What we get now is an intriguing singer with a tremendous technique, a profound sense of musicality and an exuberant spirit that helps her get away with overacting. A few years ago, she was singing bit roles at Los Angeles Opera. Now she’s an emerging star beginning to make it big on the world stage.
Born in 1980 in Australia, she is of Dutch and Sri Lankan heritage. She grew up in L.A. and is a product of the Colburn School. By 19, she was on the radar of James Levine at the Metropolitan Opera. In 2005, she starred in a production of Handel’s ‘Giulio Cesare’ at the Glyndebourne Festival in England that won her major attention, especially when it was released on DVD. Although she has appeared in Mozart operas and even done a little new music, she has made a specialty of Handel. Her first CD is devoted to the composer.
But it is time for her to break out of the Handel prison. Her CD has a sense of sameness that doesn’t present her in the best light, even with the best possible accompaniment from William Christie and his sterling Les Arts Florissants. She is clearly a citizen of the world, and perhaps the most heartening aspect of her recital was a demonstration of wide musical interests.
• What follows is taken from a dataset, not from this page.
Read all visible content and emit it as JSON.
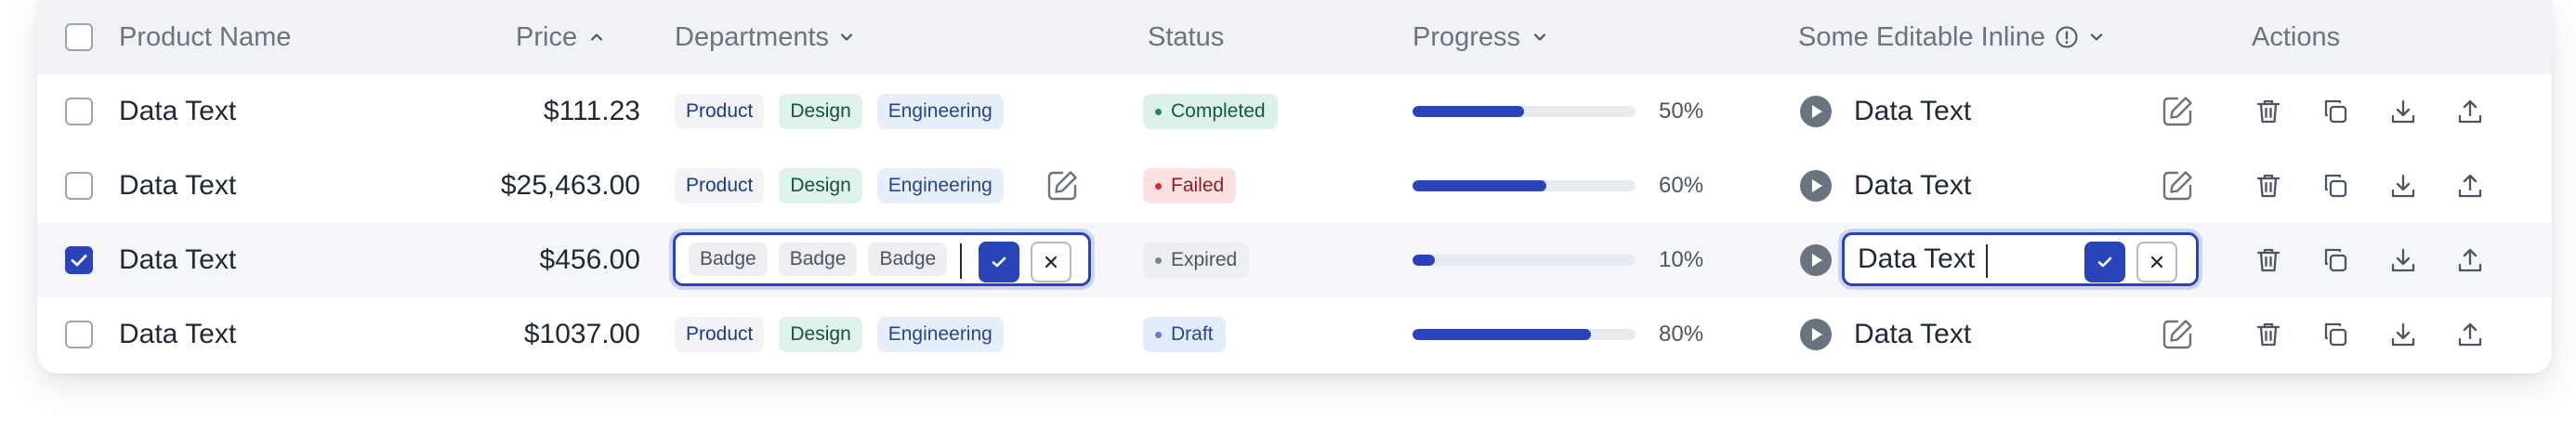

She also chose, once more, one of the best with her accompanist, Ken Noda, Levine’s musical assistant at the Met and a pianist with crystalline tone who made sure that no amount of De Niese’s nonsense would interfere with her musical line.
Most surprising was her choice of five Grieg songs, which are little heard outside Scandinavia. I can’t speak for De Niese’s Norwegian accent and don’t know that she needed to telegraph every gesture in the texts with a physical response, but her voice wove spells in these strange vocal tales.
She introduced a set of songs by Hugo Wolf by telling us that her mom was in the audience -- hey, Mom, where are you? -- and dedicating the first, “Verborgenheit” (Seclusion), to her. That it contains, in its first line, the phrase “Oh, leave me alone” is maybe more than we needed to know. And she continued through the short set with yet more sultry gestures. But she sang with a sense of nuance worthy of Elisabeth Schwarzkopf.
The second half of her recital was short. It began with three French songs by Poulenc for which she was relatively toned down. Three songs by Samuel Barber were a pleasure thanks to texts by James Joyce. The music overstates and so, naturally, did De Niese. But she lived each word and filled the hall with a love of language.
The three songs she chose by Bizet are meant to dazzle and not much else, and here De Niese dazzled to beat the band. With the right director, she could be the Carmen of one’s dreams. Then again, with a director who could focus her natural acting talent, I’m not sure there is anything De Niese couldn’t do.